III. Тайна доминиканца
III. Тайна доминиканца
— Говоришь одно, а судят тебя за другое, — продолжал Артемий. — Не за твою веру судят тебя, а за ту, что сами тебе придумали. Вот как теперь делается, Максим. Никто не спросит, что у тебя в душе, за что ты ратуешь, кому поклоняешься — Христу или антихристу. Только бы слово твое ласкало грешное ухо. Будешь потакать — можешь верить даже в антихриста: скажут, что веруешь в Христа, все примут, смолчат, что бы ты ни сделал, пусть даже самое наихудшее. Никто пальцем тебя не тронет… Эх, старче!.. С несказанной печалью думаю я о великомучениках, подлинных героях и столпах веры. Они стерпели муки за то, что было у них в душе. За то, что на устах несли слово Христово, за то, что божественным светочем озаряли сердца людей, просвещали умы, усмиряли страсти. Их бросали в огонь, вздымали на крест, отдавали на съедение львам. Блаженные, трижды счастливые! Умирая, они говорили: «Люди всех племен, населяющих землю, эллины и иудеи, римляне, сирийцы и вавилоняне, богатые и бедные, сильные и слабые, кесари и простые воины, пронзайте нас своими копьями, жгите нас, делайте что хотите, только выслушайте: мы, христиане, несем вам новую веру, единственную, что спасет род человеческий от греха.
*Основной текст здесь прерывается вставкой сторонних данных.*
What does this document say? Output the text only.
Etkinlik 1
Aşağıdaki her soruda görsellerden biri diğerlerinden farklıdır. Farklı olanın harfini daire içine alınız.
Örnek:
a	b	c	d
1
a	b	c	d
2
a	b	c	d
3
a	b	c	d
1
Мы не боимся, мы выше страха, умертвите нас, сотрите нас с лица земли, развейте прах наш по ветру, только примите наш огонь, заключите его в разум свой и в сердце свое, до нас была тьма, мы несем вам свет, «поступайте, как чада света».[197] Так говорили они, старче. Говорили правду, в которую верили. За эту правду хватали их преторы, отдавали на растерзание воинам и львам, убивали. Знали преторы, за что убивают этих людей, знали и мученики, за что принимают смерть. Старая вера силилась истребить новую, язычники шли на христиан. Дикие были времена — мы знаем это по священным книгам — однако повторяю тебе: блаженны и счастливы те, кто принял муку тогда…
Артемий вздохнул, перекрестился и продолжил:
— Если бы, Максим, предстояло мне принять муку от язычника, я бы не ушел. Остался бы здесь, терпел до конца, стоял в карауле, освещая светом истины — кого смогу, насколько смогу. Однако еще раз говорю тебе: судят теперь не за то, во что веруешь и что проповедуешь. Ты — христианин, а пожирают тебя христианские львы, и слово твое никому не слышно, не достигает оно слуха верующих. Подхватывают его из уст твоих, переделывают на свой лад, будто порочишь ты все, во что веруешь, а ты между тем только и делал, что обличал попирающих и порочащих веру. Как тут не лишиться рассудка, святой отец? Подумай только, даже за беседы мои с царем Иваном, за послания, что отправил тебе из скита, пытаются обвинить меня и оклеветать. А царь Иван не желает сказать всю правду, какую я говорил ему тогда. Сам же вызвал меня сюда из скита, видит, что против меня творят, однако молчит, не простирает надо мной свою царскую длань. Позволяет диким зверям растерзать меня. Хотел я повидать его, он меня не принял. Написал ему, никакого ответа. Знаю я, Сильвестр и Макарий вливают яд в душу царя. Боятся, как бы не побудил я его отобрать у монастырей села, земли и прочее достояние…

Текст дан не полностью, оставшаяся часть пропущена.